Сегодня разладилось с самого начала. Во-первых, пьеса не понравилась: обилие крикливых монологов, убогий сюжет. Местом действия значился завод, а далее по отработанной, набившей оскомину схеме: плохое начальство, мятежный новатор. Был, правда, в пьесе один нервный момент: дочь заевшегося начальника влюбляется в бунтаря, но бунтарь не разглядел ее любви, заподозрил интригу, и дочь заевшегося начальника решилась на самоубийство. В этом месте на полях рукописи стояла ремарка: «Убрать!»
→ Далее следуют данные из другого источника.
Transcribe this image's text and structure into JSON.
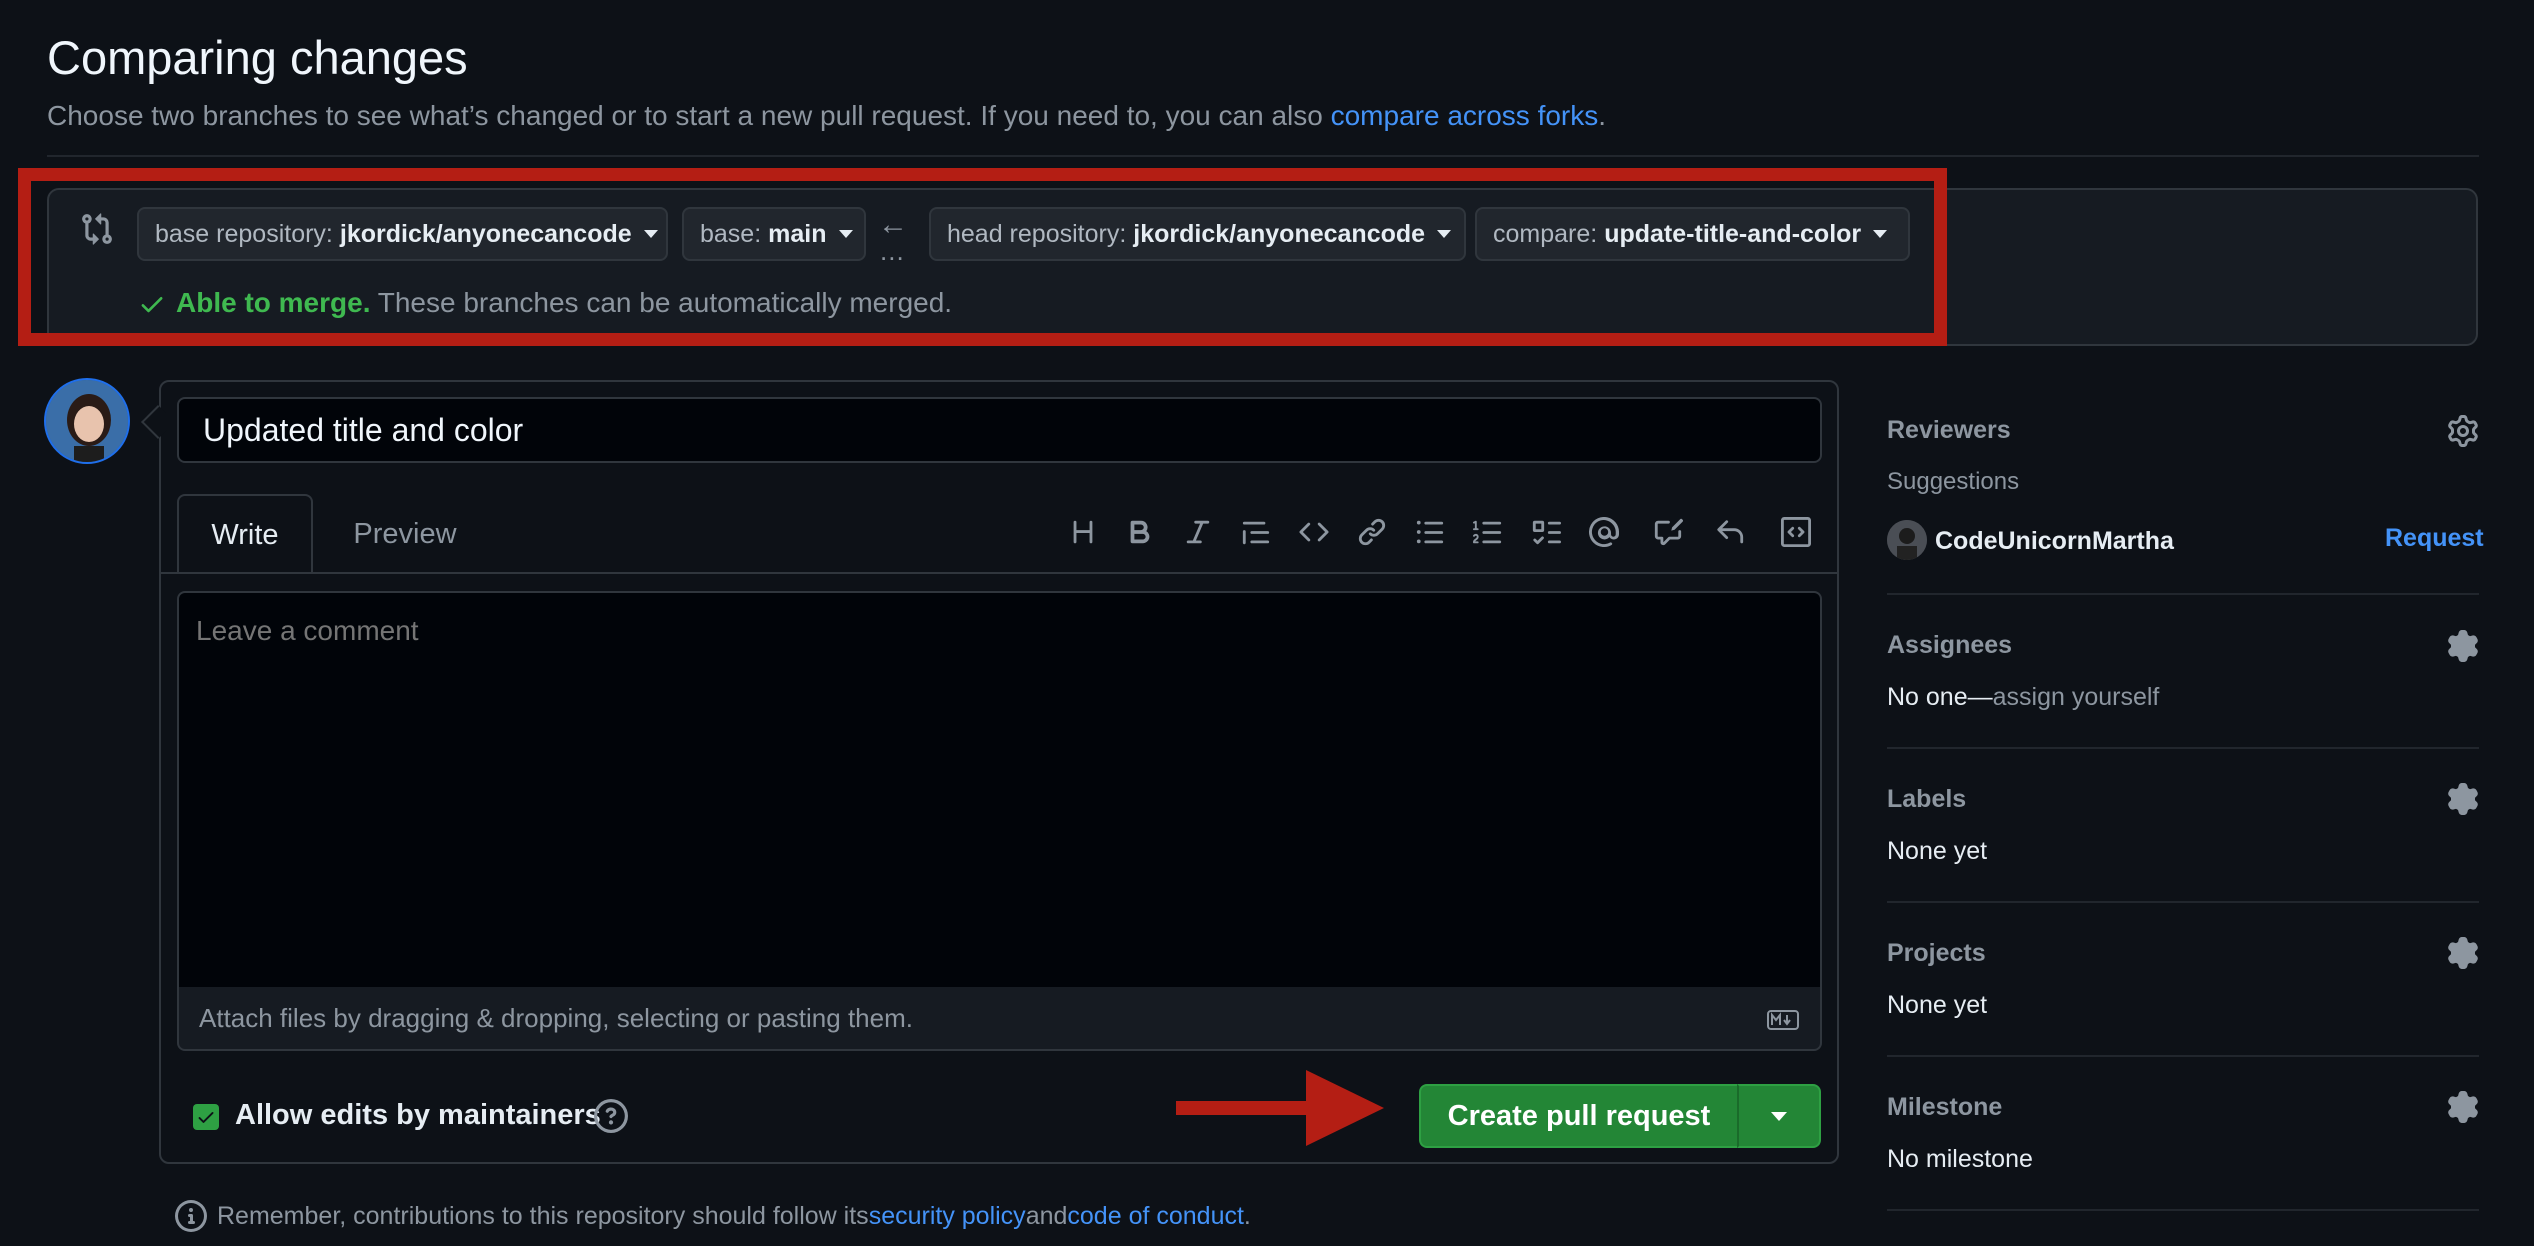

Тон обсуждению задал Овидий Ложкин, инженер из ОКБ. Он появился в театральном коллективе недавно, после того как в качестве представителя подшефного завода был приглашен на «Театральные встречи», которые показывались по телевидению. И там то ли в пику выступавшим актерам, а может быть, по причине излишнего волнения Ложкину сунули в руки гитару и попросили спеть. Сейчас уже и не угадаешь, кто подсуропил. И Ложкин спел. Спел хорошо, лучше, чем выступавшие до него актеры. Там же, на встрече, Васильчиков пригласил Ложкина в народный театр. При этом он назидательно заметил: «Театр тяготеет к синтезу, поющий драматический актер — это современно». Васильчиков мечтал поставить в народном театре нечто музыкальное, раскованное, искрометное.

Ложкин на сцене спел всего один раз, зато внес здоровую смуту в репетиции и предрепетиционные обсуждения. Он конфликтовал лично с Васильчиковым. Он считал, что Васильчиков преднамеренно дает ему роли, не отвечающие его бунтующей натуре.

— Я против, — сказал Ложкин. — Это профессиональный театр погряз, они оторвались от жизни. А мы? Мы и есть та самая жизнь. Мы каждый день в производственной теме, продыху нет. Приходишь сюда, а здесь то же самое. Лично я за гражданина Шиллера.

Разумовская слушала этот галдеж, посмеивалась над Васильчиковым и жалела его. Ей нравился Ложкин, и она ругала Ложкина. А по сути, ей было страшно жаль уходить отсюда, где все знакомо, привычно и даже в ссорах какая-то родственная, своя жизнь. Она уже написала заявление, осталась самая малость — положить его на стол начальству. Дверь приоткрылась, и резкий бабий голос крикнул:

— Разумовская, на выход!

Алла Юрьевна не знала, как поступить, оглянулась на Васильчикова. Тот разглядывал свои руки, делая вид, что его не интересует, уйдет Разумовская или останется.

На лестнице она опасливо заглянула через перила.

Снизу ее окликнули. Она не сразу узнала голос. Дед стоял у входа и недоуменно разводил руками.

— Сударыня, как вас понимать? — Поливадов постучал по циферблату часов. — Остается сорок минут.

Она давно не видела Деда. Его улыбка, и это обращение, и то, как он запрокидывал голову, словно всем предлагал возвыситься до его слов… «Сударыня!» Она сбежала ему навстречу, смешавшись и смутившись. Возможно, она бы обняла его, но он успел перехватить ее руки и поцеловал сначала одну, затем другую.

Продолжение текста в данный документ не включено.